Zulip Chat Archive
Stream: new members
Topic: not equals
Michael Beeson (Sep 05 2020 at 16:07):
h3: ∀ a b:M, (a ≠ b ↔ ¬ (a = b)) :=
begin
ifinish,
end
This fails, specifically "solve1 tactic failed, focused goal has not been solved".
I got here because something that should rewrite a certain equality did not rewrite when I had \neq instead of = .
So apparently \neq is not just an abbreviation for not equal ??
Kenny Lau (Sep 05 2020 at 16:08):
Kenny Lau (Sep 05 2020 at 16:09):
\ne is just an abbreviation for not equals, but some tactics cannot see through abbreviations
Rob Lewis (Sep 05 2020 at 16:12):
What you've posted isn't a #mwe and it's missing something relevant, because this works fine:
import tactic.finish
example {M : Type} : ∀ a b : M, a ≠ b ↔ ¬ a = b :=
by ifinish
Michael Beeson (Sep 05 2020 at 16:14):
Yes, something trivial was wrong with the posted syntax, and I guess Kenny Lau's answer explains the original problem.
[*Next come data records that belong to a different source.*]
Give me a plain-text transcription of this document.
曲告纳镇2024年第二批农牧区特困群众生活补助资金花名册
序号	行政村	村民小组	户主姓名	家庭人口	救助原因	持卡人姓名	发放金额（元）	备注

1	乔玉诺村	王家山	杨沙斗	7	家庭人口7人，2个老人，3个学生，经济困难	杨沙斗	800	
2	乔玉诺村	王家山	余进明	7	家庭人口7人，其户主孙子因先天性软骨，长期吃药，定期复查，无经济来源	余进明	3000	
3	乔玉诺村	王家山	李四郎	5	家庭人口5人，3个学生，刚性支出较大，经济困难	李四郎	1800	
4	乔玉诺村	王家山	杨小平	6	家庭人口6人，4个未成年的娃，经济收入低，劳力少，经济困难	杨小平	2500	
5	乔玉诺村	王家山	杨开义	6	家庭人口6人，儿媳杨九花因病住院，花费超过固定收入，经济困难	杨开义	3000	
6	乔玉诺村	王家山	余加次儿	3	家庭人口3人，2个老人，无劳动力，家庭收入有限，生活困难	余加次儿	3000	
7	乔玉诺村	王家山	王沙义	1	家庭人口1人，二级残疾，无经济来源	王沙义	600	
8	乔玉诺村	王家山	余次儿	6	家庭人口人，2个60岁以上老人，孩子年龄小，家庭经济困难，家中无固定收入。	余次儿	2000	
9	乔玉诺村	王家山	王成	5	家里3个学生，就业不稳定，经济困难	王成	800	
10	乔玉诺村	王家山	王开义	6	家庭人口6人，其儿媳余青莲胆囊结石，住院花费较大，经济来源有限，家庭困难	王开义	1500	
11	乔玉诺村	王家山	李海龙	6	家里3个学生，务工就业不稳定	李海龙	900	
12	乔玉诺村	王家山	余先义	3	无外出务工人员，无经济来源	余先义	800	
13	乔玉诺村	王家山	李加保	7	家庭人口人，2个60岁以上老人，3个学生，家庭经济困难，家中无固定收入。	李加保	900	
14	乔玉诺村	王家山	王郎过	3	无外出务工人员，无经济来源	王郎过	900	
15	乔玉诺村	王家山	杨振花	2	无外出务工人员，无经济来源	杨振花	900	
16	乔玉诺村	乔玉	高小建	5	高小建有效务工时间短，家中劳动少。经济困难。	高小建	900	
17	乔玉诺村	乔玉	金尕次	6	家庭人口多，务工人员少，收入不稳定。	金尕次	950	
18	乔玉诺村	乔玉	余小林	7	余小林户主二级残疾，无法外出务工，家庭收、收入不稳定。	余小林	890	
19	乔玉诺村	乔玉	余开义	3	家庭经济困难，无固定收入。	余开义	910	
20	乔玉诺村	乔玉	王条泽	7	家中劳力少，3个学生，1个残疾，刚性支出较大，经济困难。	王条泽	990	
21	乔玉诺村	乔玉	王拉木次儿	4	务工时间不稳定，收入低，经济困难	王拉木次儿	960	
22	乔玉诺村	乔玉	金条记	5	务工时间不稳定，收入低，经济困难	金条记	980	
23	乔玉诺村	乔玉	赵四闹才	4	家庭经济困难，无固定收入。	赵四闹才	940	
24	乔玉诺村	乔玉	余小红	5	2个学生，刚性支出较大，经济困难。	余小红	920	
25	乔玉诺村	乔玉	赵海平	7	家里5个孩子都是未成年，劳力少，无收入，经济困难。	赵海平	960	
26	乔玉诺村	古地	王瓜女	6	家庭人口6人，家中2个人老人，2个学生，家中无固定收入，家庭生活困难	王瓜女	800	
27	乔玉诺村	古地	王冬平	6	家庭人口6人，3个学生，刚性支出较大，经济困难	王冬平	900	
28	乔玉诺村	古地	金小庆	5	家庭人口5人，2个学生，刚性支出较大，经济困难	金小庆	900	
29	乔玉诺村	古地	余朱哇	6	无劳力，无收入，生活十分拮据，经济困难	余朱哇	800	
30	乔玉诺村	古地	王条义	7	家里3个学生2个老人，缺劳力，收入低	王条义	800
So the moral is, I should just use neg (a=b) and never use a \neq b.
Rob Lewis (Sep 05 2020 at 16:14):
But also note that ifinish and ifriends aren't advertised for a reason.
import tactic.finish
example (p : Prop) : ¬ ¬ p → p :=
by ifinish
Michael Beeson (Sep 05 2020 at 16:16):
Ouch! I've been using ifinish under the assumption that it is intuitionistic. That's what it says in the file where it's defined.
Michael Beeson (Sep 05 2020 at 16:18):
Someone told me once about a command to see what axioms have been used in a file. What was that again?
I've used ifinish many times to polish off the last few steps. Now my whole development might not be intuitionistically correct??
Rob Lewis (Sep 05 2020 at 16:18):
See the top of that file.
The variants `ifinish`, `iclarify`, and `isafe` try to restrict to intuitionistic logic. But the
`done` tactic leaks classical logic:
```lean
example {P : Prop} : ¬¬P → P :=
by using_smt (do smt_tactic.intros, smt_tactic.close)
```
They also do not work well with the current heuristic instantiation method used by `ematch`.
So they are left here mainly for reference.
Johan Commelin (Sep 05 2020 at 16:18):
#print my_lemma
Michael Beeson (Sep 05 2020 at 16:20):
So "try to" means "do not".
Alex J. Best (Sep 05 2020 at 16:23):
It means "does not always", you can always #print axioms my_classical_lemma_name to check if it did anything non-classical though.
Reid Barton (Sep 05 2020 at 16:24):
There has to be a joke involving "do or do not" and classical logic in here somewhere
Michael Beeson (Sep 05 2020 at 16:24):
How can I use #print axioms on my whole file at once to check if it is really intuitionistically correct?
Alex J. Best (Sep 05 2020 at 16:25):
(deleted)
Michael Beeson (Sep 05 2020 at 16:26):
And why should I (not to mention the referee of my journal article) believe that #print axioms is telling the truth about that?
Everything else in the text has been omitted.